Taking all this together, the conclusion that I draw is that probably one has to be exposed to all the various facets of continuous maps in order to build up a solid technical intuition: the approximation view-point, expressed in terms of $\varepsilon$s and $\delta$s; the open set view-point; the "commuting with covergence of sequences" view-point, and so on.   And among these, the $\varepsilon$-$\delta$ viewpoint has the merit (from a technical view-point) of lending itself to computations (of the type "find the $\delta$ which serves for this given $\varepsilon$"), which are important training for more sophisticated and technical analytic investigations (such as keeping track
of errors when trying to interchange various limiting processes).
A: Why not just introduce continuity in terms of open sets first 
(e.g. it would be a better visual representation)?

You're missing the fact it's not even going to be a different visual representation for the beginning student. So you teach him about open sets, and the topology on the real line. What is he going to imagine when you say "open set"? He's going to picture an open interval.

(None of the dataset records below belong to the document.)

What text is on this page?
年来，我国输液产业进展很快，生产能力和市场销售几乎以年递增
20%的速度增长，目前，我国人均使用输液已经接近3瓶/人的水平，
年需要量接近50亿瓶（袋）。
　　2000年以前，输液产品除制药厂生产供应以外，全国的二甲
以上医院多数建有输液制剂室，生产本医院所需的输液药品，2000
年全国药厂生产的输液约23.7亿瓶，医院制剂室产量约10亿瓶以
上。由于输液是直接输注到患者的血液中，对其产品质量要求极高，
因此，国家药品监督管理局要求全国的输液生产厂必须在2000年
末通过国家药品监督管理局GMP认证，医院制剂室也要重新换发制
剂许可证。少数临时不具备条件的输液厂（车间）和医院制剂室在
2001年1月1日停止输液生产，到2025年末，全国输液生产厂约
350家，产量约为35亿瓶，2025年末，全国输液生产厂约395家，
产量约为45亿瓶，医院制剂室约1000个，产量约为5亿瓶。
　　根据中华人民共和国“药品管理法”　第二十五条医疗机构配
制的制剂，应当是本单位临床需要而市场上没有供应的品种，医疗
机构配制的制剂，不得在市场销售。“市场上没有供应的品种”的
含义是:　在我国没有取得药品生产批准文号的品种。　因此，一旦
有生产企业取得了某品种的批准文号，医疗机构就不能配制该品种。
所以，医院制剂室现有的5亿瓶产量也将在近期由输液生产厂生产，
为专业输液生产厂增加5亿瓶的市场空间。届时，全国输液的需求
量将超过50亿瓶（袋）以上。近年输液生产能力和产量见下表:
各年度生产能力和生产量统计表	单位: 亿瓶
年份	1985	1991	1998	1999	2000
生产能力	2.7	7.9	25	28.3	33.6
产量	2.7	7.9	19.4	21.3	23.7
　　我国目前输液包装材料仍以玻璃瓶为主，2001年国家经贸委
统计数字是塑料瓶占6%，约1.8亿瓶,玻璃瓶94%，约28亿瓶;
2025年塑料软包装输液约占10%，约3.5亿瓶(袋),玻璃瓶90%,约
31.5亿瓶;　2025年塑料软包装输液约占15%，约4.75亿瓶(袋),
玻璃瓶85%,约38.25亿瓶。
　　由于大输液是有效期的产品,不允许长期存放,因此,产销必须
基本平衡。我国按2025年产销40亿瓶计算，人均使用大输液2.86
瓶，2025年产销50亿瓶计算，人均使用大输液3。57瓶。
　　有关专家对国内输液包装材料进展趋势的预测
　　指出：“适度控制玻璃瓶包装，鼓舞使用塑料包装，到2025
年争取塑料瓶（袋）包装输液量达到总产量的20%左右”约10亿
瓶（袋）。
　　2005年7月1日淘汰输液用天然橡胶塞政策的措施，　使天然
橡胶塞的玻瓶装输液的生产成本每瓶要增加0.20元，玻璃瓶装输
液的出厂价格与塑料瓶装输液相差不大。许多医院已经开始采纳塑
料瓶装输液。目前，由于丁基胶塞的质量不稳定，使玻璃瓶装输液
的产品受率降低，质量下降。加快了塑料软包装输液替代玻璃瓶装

Or worse, maybe he'll be sharp and he'll be able to picture unions of open intervals, in which case you're going to have to introduce the notion of a basis (and reformulate continuity in terms of bases) in order to invoke the right mental image.
And in the end, you haven't gained anything -- the student is still picturing open intervals, he will still have to use $\epsilon - \delta$ arguments, but now he has to hold all these other ideas in his head too.

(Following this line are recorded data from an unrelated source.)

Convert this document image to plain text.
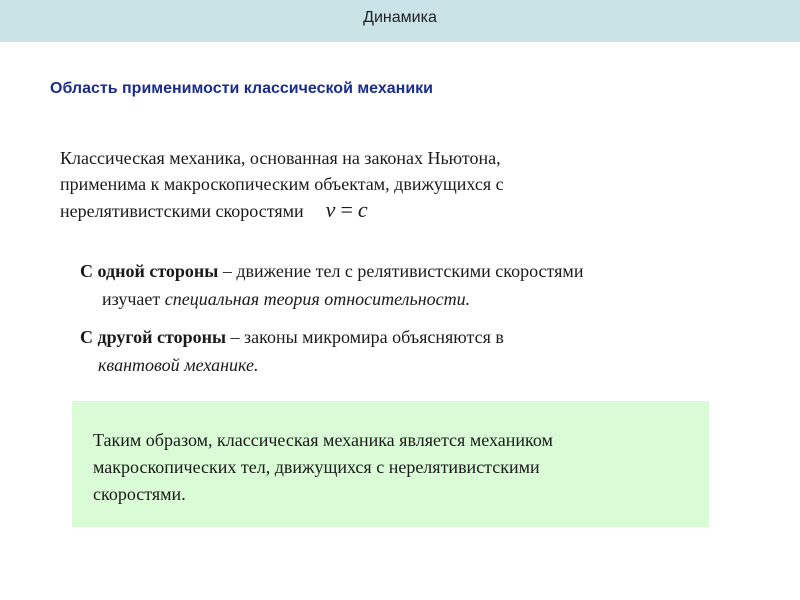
Динамика
Область применимости классической механики
Классическая механика, основанная на законах Ньютона,
применима к макроскопическим объектам, движущихся с
нерелятивистскими скоростями v = c
С одной стороны – движение тел с релятивистскими скоростями
изучает специальная теория относительности.
С другой стороны – законы микромира объясняются в
квантовой механике.
Таким образом, классическая механика является механиком
макроскопических тел, движущихся с нерелятивистскими
скоростями.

And, IMO, the most central idea to real analysis (and especially real calculus) is that of approximation -- how to use approximation schemes to prove exact truths, how to come up with good approximations, and how to combine them to form new ones. 
The $\epsilon - \delta$ definition of continuity is probably the simplest and most basic example of this important idea. If I have a continuous function, then I can always find a suitable approximation of an output value by using a sufficiently good approximation of the input value. Conversely, to prove a function continuous, I show that this is possible.

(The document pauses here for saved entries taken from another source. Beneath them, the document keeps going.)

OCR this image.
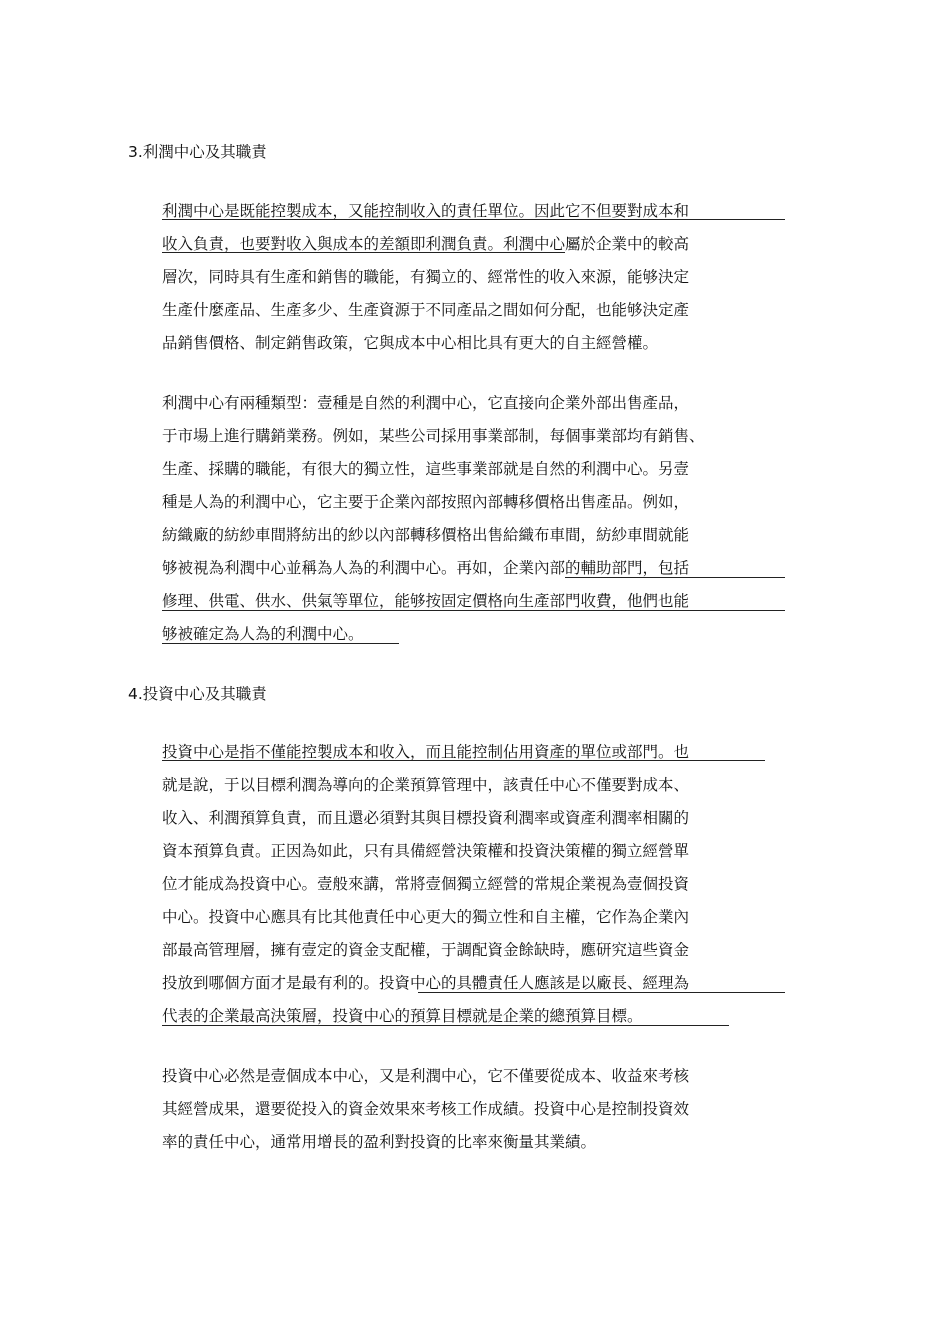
3.利潤中心及其職責
利潤中心是既能控製成本，又能控制收入的責任單位。因此它不但要對成本和
收入負責，也要對收入與成本的差額即利潤負責。利潤中心屬於企業中的較高
層次，同時具有生產和銷售的職能，有獨立的、經常性的收入來源，能够決定
生產什麼產品、生產多少、生產資源于不同產品之間如何分配，也能够決定產
品銷售價格、制定銷售政策，它與成本中心相比具有更大的自主經營權。
利潤中心有兩種類型：壹種是自然的利潤中心，它直接向企業外部出售產品，
于市場上進行購銷業務。例如，某些公司採用事業部制，每個事業部均有銷售、
生產、採購的職能，有很大的獨立性，這些事業部就是自然的利潤中心。另壹
種是人為的利潤中心，它主要于企業內部按照內部轉移價格出售產品。例如，
紡織廠的紡紗車間將紡出的紗以內部轉移價格出售給織布車間，紡紗車間就能
够被視為利潤中心並稱為人為的利潤中心。再如，企業內部的輔助部門，包括
修理、供電、供水、供氣等單位，能够按固定價格向生產部門收費，他們也能
够被確定為人為的利潤中心。
4.投資中心及其職責
投資中心是指不僅能控製成本和收入，而且能控制佔用資產的單位或部門。也
就是說，于以目標利潤為導向的企業預算管理中，該責任中心不僅要對成本、
收入、利潤預算負責，而且還必須對其與目標投資利潤率或資產利潤率相關的
資本預算負責。正因為如此，只有具備經營決策權和投資決策權的獨立經營單
位才能成為投資中心。壹般來講，常將壹個獨立經營的常規企業視為壹個投資
中心。投資中心應具有比其他責任中心更大的獨立性和自主權，它作為企業內
部最高管理層，擁有壹定的資金支配權，于調配資金餘缺時，應研究這些資金
投放到哪個方面才是最有利的。投資中心的具體責任人應該是以廠長、經理為
代表的企業最高決策層，投資中心的預算目標就是企業的總預算目標。
投資中心必然是壹個成本中心，又是利潤中心，它不僅要從成本、收益來考核
其經營成果，還要從投入的資金效果來考核工作成績。投資中心是控制投資效
率的責任中心，通常用增長的盈利對投資的比率來衡量其業績。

It is incredibly important to learn how this idea is expressed precisely, and to be able to work with it. Even if you do decide to teach continuity in some other fashion, you're going to have to break it down into $\epsilon - \delta$ anyways, teach them to understand that this form really does capture what's going on, and how to work with it.
The general idea of open set doesn't capture this notion of approximation anyways; the idea is built into specific examples rather than the general concept. e.g. in the Zariski topology, open sets are not about approximation, but instead about avoiding points that are solutions to some polynomial equation. (e.g. to avoid singularities or other edge cases in an argument you're making)
A: I'm with Alex Becker, I first learned convergence of sequences, using epsilon and deltas, and only later moved on to continuity of functions. It worked out great for me. I don't believe that the abstraction from topology would be useful at this point. The ideas of "$x$ is near $y$", "choosing $\epsilon$ as small as you want", etc, are better expressed by epsilon-delta arguments, because they quantify/translate the words "near" and "small".
Maybe one could talk about "size of intervals", grasping the idea of "open neighborhood" and retaining the epsilons.